There are those that argue for a more balanced approach to the side (and specifically our bowling attack). For example, we need quicker bowlers to win in Australia, and better spinners to win on the subcontinent. Exactly how practical that is, though, is questionable. Let’s say for a moment that England go with the following 6-man bowling attack for their first test match in Sri Lanka this November: Anderson, Stone, Curran, Ali, Rashid, Stokes. I’ve gone with those 6 as it’s probably the most common combination I’ve seen over the past few months. Resting Broad away from home could be a smart move, while the pace of Stone and Curran’s left-arm over approach will provide some much-needed variation.
The other side
That may be all well and good, and could pay off in the short term for Joe Root’s men. The only sticking point is the issue of continuity. Would that same 6-man bowling attack be as likely to secure a 4-1 series win over India as the one that did so this summer? Arguably not. Anderson, Broad, and Woakes should all play in England for me, simply because we’ve seen how devastating they can be. Their mastery of the Dukes ball, combined with some helpful English tracks, makes most international batting lineups look pretty ordinary. Away from home, though, the attack is quickly branded “too same-y” and incapable of taking 20 wickets.
Some will argue that two different bowling attacks, one for home games and one for overseas tours, doesn’t pose a problem at all. “Horses for courses” and all that. The only potential problem comes if England’s test team becomes unsettled. Things aren’t exactly stable as it is, and there’s a lot to be said for players understanding their roles and getting a run in the side.
The bigger picture
Perhaps the key is simply developing players that can succeed all over the world. Jimmy Anderson’s the closest we have to that. Yes, his “struggles” away from home are well-known, but if we consider what he’s done over the past 5 years or so it becomes clear that he’s not the problem. He consistently goes at 2 or 3 an over in the subcontinent; the problems are generally that we don’t take wickets from the other end. If we could find a combination of 4 bowlers, who complement each other’s styles, then maybe that’s the key. Let’s say that Olly Stone does well against Sri Lanka. Would it be worth playing him over someone like Woakes at home, in the knowledge that Anderson and Broad will likely tear through the Aussies on their own? Stone could back them up and become a wicket-taker overseas, while he complements the swing-kings during home test series.
Of course, all of this is just speculation. It’s completely irrelevant if we don’t have the right players for either challenge.
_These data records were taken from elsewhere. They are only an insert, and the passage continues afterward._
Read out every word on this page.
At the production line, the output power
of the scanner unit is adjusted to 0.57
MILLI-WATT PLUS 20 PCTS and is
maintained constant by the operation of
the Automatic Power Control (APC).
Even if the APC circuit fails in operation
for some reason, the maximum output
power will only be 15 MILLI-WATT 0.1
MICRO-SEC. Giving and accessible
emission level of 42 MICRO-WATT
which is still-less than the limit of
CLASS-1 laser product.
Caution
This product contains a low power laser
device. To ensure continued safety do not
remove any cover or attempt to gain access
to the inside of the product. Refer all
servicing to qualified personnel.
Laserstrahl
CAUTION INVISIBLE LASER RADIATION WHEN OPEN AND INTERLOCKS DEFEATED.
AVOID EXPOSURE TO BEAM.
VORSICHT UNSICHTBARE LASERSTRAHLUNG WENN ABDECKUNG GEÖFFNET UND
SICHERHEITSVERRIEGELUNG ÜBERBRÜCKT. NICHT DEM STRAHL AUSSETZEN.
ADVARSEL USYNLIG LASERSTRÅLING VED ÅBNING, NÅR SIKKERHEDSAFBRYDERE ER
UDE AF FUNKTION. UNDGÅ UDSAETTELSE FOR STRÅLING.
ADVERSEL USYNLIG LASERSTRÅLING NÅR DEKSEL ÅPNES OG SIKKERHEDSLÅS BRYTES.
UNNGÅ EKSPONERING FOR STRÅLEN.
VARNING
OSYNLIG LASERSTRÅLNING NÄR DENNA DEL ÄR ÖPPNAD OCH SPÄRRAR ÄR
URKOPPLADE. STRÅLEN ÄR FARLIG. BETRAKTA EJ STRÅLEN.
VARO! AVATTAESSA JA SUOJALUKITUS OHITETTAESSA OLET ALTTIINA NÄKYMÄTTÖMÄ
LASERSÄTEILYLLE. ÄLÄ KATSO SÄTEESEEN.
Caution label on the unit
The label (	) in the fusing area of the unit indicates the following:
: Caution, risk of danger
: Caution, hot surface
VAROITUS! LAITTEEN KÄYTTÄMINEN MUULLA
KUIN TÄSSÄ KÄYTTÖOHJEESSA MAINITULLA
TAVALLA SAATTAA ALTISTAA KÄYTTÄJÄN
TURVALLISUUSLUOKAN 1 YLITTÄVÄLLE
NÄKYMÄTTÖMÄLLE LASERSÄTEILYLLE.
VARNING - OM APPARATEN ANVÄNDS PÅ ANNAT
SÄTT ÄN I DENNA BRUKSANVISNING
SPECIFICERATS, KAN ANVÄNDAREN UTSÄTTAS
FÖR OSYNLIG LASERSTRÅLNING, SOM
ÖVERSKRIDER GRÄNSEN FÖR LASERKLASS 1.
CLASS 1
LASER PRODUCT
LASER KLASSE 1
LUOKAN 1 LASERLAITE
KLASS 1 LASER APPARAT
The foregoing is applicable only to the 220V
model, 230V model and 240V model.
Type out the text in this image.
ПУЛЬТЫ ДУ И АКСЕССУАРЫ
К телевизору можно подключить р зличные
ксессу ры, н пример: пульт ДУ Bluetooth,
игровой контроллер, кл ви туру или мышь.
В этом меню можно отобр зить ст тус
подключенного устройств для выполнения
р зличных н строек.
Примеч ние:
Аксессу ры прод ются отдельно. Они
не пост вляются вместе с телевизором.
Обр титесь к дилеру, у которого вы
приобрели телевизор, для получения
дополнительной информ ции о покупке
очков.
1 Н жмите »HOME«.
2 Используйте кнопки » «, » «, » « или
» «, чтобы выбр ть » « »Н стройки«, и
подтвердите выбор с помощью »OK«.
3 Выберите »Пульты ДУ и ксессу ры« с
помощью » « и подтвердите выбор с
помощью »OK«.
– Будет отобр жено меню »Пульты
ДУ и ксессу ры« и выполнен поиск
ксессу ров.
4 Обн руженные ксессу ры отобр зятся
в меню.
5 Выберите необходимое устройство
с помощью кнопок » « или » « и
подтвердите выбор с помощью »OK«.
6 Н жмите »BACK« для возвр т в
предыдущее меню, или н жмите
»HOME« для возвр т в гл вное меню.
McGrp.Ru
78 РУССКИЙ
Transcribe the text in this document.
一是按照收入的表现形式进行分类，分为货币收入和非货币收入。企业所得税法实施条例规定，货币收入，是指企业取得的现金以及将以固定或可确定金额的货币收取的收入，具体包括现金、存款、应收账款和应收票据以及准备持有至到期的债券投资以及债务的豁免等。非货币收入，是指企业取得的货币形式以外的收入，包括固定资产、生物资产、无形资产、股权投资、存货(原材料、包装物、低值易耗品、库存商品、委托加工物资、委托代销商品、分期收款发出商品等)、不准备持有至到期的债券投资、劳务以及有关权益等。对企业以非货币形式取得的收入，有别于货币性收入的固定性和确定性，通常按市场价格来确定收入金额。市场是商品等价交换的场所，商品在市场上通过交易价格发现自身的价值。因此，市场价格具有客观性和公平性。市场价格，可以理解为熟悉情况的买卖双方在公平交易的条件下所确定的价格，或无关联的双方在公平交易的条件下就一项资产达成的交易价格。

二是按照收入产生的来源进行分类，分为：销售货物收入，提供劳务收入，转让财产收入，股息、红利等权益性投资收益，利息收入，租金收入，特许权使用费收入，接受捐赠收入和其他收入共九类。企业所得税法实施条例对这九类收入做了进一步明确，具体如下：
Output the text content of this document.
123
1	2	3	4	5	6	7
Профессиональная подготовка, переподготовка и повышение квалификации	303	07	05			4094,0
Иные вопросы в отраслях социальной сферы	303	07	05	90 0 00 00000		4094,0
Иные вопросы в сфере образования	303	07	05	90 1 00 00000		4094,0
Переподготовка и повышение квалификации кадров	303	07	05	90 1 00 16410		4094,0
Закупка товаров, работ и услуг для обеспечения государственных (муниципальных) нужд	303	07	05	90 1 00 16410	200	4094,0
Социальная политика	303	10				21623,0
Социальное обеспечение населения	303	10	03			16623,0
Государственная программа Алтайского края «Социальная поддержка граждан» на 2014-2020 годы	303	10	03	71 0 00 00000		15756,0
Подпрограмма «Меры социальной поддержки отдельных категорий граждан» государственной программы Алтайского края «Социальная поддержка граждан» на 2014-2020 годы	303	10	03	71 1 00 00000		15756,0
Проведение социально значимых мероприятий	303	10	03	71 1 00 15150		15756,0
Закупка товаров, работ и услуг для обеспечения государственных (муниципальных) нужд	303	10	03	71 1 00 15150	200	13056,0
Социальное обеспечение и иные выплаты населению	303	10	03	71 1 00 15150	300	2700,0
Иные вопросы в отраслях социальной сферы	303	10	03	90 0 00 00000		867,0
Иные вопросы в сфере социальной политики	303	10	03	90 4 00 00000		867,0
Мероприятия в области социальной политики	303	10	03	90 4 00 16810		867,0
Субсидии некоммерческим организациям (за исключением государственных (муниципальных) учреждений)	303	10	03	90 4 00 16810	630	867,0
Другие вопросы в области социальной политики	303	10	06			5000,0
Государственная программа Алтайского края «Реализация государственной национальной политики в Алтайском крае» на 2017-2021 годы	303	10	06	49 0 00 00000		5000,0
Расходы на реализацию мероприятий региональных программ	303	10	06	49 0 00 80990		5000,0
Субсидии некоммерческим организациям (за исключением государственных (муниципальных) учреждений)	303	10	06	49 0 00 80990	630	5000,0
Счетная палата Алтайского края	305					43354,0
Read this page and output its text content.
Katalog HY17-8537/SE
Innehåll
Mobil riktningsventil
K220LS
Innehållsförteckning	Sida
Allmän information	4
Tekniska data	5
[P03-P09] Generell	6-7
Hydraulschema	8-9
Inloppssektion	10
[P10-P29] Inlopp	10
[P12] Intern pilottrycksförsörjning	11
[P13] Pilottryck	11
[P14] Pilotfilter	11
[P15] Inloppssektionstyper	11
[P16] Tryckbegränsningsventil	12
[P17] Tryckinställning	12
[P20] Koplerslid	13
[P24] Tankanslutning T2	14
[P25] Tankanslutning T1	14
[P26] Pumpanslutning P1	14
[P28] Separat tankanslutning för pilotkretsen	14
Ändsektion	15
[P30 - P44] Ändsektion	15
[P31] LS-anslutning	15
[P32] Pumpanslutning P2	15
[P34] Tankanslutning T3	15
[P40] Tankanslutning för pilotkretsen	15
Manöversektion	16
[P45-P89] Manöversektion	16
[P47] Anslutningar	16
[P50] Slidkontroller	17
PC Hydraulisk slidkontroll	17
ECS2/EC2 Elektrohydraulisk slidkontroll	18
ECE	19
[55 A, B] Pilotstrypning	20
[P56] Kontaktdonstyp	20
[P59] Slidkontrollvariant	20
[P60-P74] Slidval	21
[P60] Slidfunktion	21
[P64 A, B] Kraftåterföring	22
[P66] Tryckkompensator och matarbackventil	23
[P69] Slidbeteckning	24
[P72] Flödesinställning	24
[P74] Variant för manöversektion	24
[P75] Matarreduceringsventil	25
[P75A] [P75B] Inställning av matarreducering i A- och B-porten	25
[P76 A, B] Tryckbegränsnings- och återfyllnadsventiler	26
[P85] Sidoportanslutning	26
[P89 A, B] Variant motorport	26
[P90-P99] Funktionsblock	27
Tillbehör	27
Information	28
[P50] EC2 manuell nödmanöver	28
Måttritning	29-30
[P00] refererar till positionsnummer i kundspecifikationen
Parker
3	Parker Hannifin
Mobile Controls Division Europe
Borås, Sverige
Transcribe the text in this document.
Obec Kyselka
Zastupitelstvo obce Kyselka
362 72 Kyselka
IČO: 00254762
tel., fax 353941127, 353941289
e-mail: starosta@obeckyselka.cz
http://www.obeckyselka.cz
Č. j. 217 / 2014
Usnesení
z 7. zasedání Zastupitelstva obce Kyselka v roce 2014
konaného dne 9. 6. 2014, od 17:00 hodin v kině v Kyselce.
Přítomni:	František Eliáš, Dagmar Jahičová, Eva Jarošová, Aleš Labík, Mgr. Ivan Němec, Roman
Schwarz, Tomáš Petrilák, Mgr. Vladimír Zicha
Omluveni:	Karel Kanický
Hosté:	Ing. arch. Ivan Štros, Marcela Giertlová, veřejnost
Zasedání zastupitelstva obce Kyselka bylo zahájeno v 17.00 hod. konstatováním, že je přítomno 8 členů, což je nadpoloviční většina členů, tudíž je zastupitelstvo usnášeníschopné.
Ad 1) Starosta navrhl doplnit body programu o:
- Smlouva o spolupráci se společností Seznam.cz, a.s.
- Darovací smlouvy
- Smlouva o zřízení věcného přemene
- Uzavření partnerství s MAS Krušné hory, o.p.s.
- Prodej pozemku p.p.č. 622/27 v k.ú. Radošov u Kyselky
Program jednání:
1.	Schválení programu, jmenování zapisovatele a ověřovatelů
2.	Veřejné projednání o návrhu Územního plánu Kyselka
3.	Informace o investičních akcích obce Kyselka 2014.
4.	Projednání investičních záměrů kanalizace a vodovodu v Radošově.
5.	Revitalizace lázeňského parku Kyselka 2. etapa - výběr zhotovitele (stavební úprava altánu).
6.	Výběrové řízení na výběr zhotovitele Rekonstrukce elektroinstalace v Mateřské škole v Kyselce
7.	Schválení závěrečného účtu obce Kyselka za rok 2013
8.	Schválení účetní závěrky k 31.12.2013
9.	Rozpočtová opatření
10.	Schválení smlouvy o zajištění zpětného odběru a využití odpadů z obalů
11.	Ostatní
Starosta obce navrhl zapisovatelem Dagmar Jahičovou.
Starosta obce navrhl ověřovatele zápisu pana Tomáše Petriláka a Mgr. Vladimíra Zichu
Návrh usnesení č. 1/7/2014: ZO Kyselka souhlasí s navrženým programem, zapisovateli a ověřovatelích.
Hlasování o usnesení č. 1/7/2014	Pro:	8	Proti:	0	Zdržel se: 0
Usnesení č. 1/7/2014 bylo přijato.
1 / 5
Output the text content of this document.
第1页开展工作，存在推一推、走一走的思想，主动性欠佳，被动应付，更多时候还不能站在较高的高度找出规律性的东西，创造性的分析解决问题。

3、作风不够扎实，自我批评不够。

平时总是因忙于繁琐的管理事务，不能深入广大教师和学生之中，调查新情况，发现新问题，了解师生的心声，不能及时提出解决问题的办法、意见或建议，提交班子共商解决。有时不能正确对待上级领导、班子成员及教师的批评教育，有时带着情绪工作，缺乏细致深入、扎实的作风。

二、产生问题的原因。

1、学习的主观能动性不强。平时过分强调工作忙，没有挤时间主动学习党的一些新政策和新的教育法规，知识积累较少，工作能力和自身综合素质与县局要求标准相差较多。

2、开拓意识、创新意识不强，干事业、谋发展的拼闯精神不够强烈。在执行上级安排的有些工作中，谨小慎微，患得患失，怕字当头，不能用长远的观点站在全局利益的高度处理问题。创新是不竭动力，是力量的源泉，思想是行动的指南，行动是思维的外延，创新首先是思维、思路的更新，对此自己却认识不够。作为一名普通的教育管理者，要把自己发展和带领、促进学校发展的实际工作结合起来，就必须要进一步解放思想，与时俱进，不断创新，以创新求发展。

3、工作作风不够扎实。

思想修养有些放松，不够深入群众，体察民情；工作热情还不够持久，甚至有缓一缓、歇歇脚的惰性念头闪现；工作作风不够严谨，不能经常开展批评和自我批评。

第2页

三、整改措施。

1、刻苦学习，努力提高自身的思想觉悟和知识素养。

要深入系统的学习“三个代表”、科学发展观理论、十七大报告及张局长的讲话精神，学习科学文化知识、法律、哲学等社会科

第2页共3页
We’ve just won at home, and it seems likely that we’re looking to change things up a bit for this winter. Anderson, Broad, and Woakes are all in the test squad, however, so it will be interesting to see whether Stone and Curran make it into the final XI. Personally, I’d definitely look to play at least one of them; I’d lean towards Stone as we’ve been looking for a 90mph bowler for some time. For now, though, let’s concentrate on a strong showing away from home. We can pose the continuity question before next summer’s Ashes.